Use proof by contradiction…
Suppose ##sqrt(14)## is rational.
Then ##sqrt(14) = p/q## for some positive integers ##p q## with ##q != 0##.
Without loss of generality we can suppose that ##p## and ##q## are the smallest such pair of integers.
##(p/q)^2 = 14##
So:
##p^2 = 14 q^2##
In particular ##p^2## is even.
If ##p^2## is even then ##p## must be even too so ##p = 2k## for some positive integer ##k##.
So:
##14 q^2 = (2k)^2 = 4 k^2##
Dividing both sides by ##2## we get:
##7 q^2 = 2 k^2##
So ##k^2## must be divisible by ##7##. So ##k## must be divisible by ##7## too.
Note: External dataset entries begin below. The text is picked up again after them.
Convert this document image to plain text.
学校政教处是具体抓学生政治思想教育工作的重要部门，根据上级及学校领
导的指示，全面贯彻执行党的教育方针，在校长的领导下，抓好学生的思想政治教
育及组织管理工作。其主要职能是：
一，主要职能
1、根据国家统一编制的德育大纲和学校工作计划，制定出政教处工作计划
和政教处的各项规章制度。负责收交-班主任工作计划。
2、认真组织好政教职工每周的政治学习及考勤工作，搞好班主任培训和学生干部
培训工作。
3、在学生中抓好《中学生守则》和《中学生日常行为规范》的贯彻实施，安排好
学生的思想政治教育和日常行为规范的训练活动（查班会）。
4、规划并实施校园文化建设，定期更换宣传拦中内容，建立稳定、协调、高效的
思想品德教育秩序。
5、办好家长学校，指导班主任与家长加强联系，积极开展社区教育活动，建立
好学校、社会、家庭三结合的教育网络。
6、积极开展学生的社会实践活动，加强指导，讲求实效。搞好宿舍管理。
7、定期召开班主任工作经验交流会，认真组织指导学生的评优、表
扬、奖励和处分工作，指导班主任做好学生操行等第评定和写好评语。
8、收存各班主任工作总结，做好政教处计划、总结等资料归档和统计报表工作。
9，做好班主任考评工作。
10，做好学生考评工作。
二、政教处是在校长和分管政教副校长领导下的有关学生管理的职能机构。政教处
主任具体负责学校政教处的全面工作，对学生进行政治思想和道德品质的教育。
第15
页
So ##k = 7m## for some positive integer ##m##.
##7 q^2 = 2 (7m)^2 = 7*14m^2##
Divide both sides by ##7## to find:
##q^2 = 14 m^2##
So ##14 = q^2/m^2 = (q/m)^2##
So ##sqrt(14) = q/m##
Now ##m < q < p## contradicting our supposition that ##p## and ##q## are the smallest pair of positive integers such that ##sqrt(14) = p/q##. So our supposition is false and therefore our hypothesis that ##sqrt(14)## is rational is also false.